At present it is difficult to condemn the perpetrators of 2009 crimes. Three main reasons for that: first geopolitical, China clearly backs up in the security council and any enforcement from the United Nations is deemed to fail. Second, India silently but effectively supports Rajapaksa and has no intention to mine his grip on power. The third reason is theoretical: it is not advisable to charge with such accusation the chief of a State democratically elected. He may be guilty, but it raises a problem of opportunity, because the person also represents the executive power of his country. It is very complicated to start a trial in this conditions with a potential undesirable outcome: should he be condemned, how can a foreign judicial force impose its authority on the internal matters of a sovereign state?
It is not a surprise that even if the governments in the international community are well aware of what happened (see the Wikileaks’ report about the US ambassador in Colombo), it is arduous to implement any step in that direction, under the present circumstances.

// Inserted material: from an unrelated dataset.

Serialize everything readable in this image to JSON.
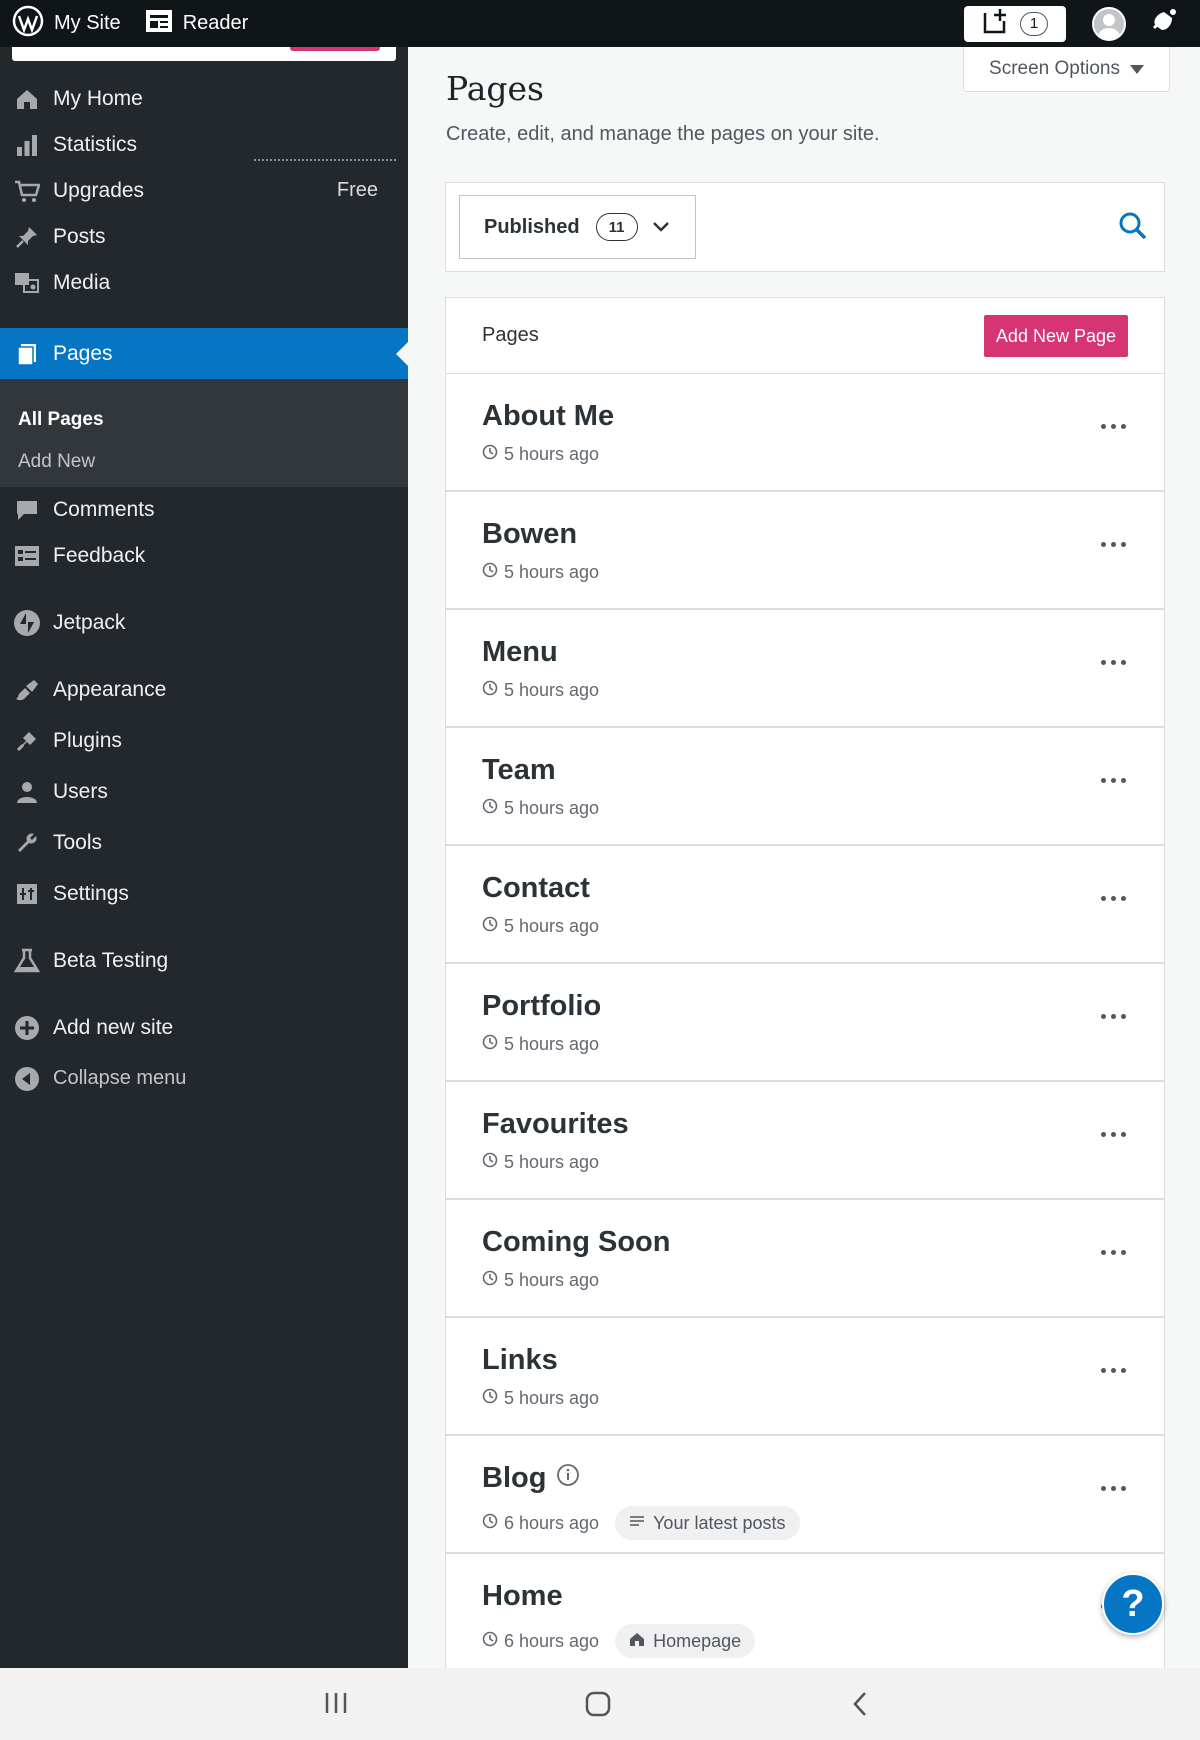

When Rajapaksa won’t be in office anymore, then concrete moves towards an international accountability can be taken. How long it will last and how fair is to wait for that moment in respect of the victims, is a hard and legitimate question.

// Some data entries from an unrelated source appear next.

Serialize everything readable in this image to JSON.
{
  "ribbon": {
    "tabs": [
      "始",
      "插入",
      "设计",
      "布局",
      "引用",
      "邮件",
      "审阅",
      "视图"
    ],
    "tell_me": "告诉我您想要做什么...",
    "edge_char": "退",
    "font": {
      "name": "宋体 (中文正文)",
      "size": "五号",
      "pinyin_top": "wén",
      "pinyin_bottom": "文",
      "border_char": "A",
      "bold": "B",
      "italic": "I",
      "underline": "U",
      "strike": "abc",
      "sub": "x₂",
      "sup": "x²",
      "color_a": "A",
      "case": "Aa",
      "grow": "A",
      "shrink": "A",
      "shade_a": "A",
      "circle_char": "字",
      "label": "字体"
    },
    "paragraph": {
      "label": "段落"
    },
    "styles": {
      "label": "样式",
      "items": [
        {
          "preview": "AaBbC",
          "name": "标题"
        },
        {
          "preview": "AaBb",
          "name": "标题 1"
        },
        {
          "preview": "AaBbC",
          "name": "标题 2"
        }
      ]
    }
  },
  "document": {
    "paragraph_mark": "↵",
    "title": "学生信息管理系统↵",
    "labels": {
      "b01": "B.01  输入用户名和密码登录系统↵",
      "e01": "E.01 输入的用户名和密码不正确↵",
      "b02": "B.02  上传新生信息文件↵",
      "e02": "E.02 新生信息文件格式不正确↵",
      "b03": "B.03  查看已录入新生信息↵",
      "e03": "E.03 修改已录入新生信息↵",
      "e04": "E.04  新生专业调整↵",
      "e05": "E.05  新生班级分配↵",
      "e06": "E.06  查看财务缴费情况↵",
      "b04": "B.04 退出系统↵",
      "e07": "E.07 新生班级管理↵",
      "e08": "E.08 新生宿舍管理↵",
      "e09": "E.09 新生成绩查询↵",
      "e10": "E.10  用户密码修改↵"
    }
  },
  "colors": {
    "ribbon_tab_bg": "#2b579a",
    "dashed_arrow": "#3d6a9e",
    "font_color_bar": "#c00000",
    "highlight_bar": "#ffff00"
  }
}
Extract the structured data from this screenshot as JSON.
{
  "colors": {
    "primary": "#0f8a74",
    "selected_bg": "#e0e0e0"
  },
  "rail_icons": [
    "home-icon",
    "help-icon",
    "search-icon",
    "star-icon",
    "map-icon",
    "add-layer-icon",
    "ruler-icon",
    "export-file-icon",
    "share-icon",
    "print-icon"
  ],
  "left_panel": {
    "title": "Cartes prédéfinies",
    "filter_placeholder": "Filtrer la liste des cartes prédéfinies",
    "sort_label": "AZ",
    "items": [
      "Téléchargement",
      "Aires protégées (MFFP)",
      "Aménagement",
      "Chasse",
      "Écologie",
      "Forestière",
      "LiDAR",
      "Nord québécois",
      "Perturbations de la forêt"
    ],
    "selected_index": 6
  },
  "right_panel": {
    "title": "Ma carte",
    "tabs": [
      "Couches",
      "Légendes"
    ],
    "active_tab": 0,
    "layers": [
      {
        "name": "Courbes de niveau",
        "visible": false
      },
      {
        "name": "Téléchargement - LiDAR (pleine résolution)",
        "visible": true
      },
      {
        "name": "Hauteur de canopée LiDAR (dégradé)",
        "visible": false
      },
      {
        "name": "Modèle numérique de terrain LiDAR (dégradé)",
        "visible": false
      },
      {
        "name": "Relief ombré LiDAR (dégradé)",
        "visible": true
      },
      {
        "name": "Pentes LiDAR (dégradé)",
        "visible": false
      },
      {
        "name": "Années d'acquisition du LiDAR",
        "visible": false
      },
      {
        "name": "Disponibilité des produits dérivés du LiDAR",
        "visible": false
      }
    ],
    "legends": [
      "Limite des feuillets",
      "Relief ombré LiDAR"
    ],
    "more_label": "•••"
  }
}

But we are faced with even more problematic issues now. In June 2012 president Rajapaksa has been invited by the Queen to attend the Diamond Jubilee (to be fair, he wans’t the only desputable presence: the monarchs of Baharain, Saudi Arabia were invited after bloody repression of public protest). Few days later he met the Pope in Rome. More recently it has been discussed his presence during the Olympics. At the end he didn’t show up, but the issue stands and the problem is the international role of President Rajapaksa.

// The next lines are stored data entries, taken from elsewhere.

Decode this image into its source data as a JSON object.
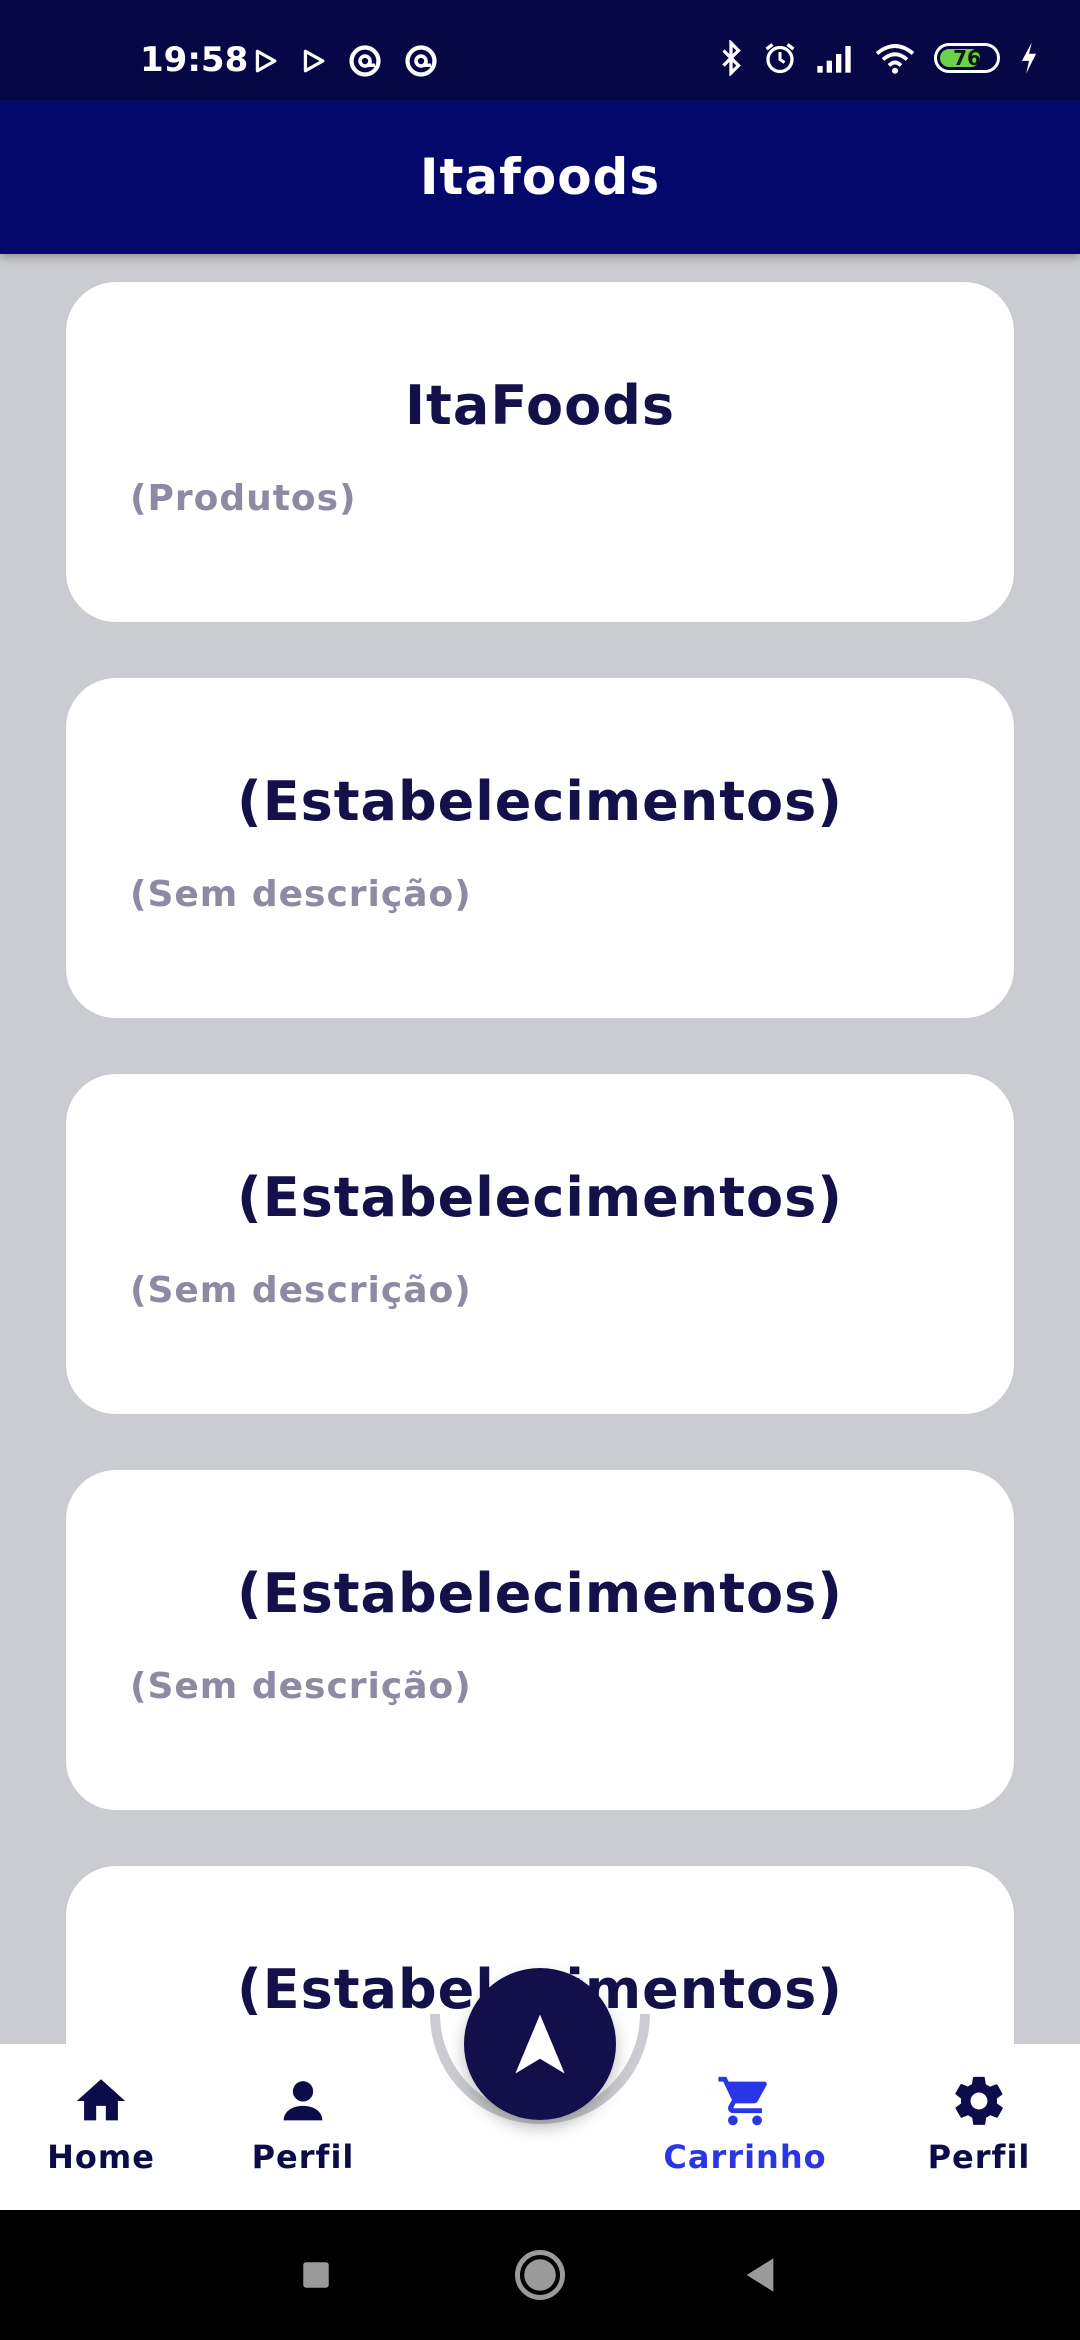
{
  "status_bar": {
    "time": "19:58",
    "battery_level": "76",
    "battery_percent": 76,
    "left_icons": [
      "play-icon",
      "play-icon",
      "at-sign-icon",
      "at-sign-icon"
    ],
    "right_icons": [
      "bluetooth-icon",
      "alarm-icon",
      "signal-icon",
      "wifi-icon",
      "battery-icon",
      "charging-icon"
    ]
  },
  "app_bar": {
    "title": "Itafoods"
  },
  "cards": [
    {
      "title": "ItaFoods",
      "subtitle": "(Produtos)"
    },
    {
      "title": "(Estabelecimentos)",
      "subtitle": "(Sem descrição)"
    },
    {
      "title": "(Estabelecimentos)",
      "subtitle": "(Sem descrição)"
    },
    {
      "title": "(Estabelecimentos)",
      "subtitle": "(Sem descrição)"
    },
    {
      "title": "(Estabelecimentos)",
      "subtitle": ""
    }
  ],
  "bottom_nav": {
    "items": [
      {
        "label": "Home",
        "icon": "home-icon",
        "active": false
      },
      {
        "label": "Perfil",
        "icon": "person-icon",
        "active": false
      },
      {
        "label": "Carrinho",
        "icon": "cart-icon",
        "active": true
      },
      {
        "label": "Perfil",
        "icon": "gear-icon",
        "active": false
      }
    ],
    "fab_icon": "navigation-arrow-icon"
  },
  "colors": {
    "status_bar": "#050844",
    "app_bar": "#04086b",
    "background": "#cbccd1",
    "card_title": "#14104a",
    "card_subtitle": "#8d8aa3",
    "nav_active": "#2a35e6",
    "nav_default": "#0c0c4a",
    "fab": "#130f4b"
  },
  "system_nav": {
    "buttons": [
      "recents-icon",
      "home-circle-icon",
      "back-icon"
    ]
  }
}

Precisione for the reason we stated earlier, it’s complicated to judge the chief of the executive power, while in office. But contrary to the image of confidence that he is keen to project, he is aware of walking on the edge. His position is delicate; surely time is on his side, the more it passes the greater the chances to relegate to history the judgement of the war crimes.
But the threat is there. This is the reason for Mr Rajapaksa to seize any opportunity of international visibility. The media exposure that accompanies any politician, in his case has an even more literal meaning of survival. In fact any time he is photographed and associated with other head of state, like in the case of the queen or the pope, he is scoring more points in his favour. The queen and the pope, pretty much like anybody else, know very well what happened. And yet, accepting his presence his a subtle, implicit endorsement of his legitimacy. Now, he is without any doubt the legitimate head of state of Sri Lanka. But his government is patently guilty of crimes against humanity.
Clearly will be more than an embarrassment for the queen and the pope, an eventual condemnation of Rajapaksa. Will they say they didn’t know? They were misinformed? So, on side, just his presence is an active, implicit endorsement of his policy.
Now we are coming to the episode related to the Olympics. As we speculated, Mr. Rajapaksa desperately needs to participate in this international events. The Independent few days before the inauguration of the Olympics, considered highly probable his presence. A public outcry and the Tamil diaspora machine already in move stopped him. Subsequentely in article of the Island, clearly delivering a governmental message, was mocking the reaction of the Tamil community. I think that the reality is different. Rajapaksa is struggling to participate, but his presence wasn’t considered appropriate. I think his presence is not appropriate anywhere, until proper and fair accountability of those facts will be delivered.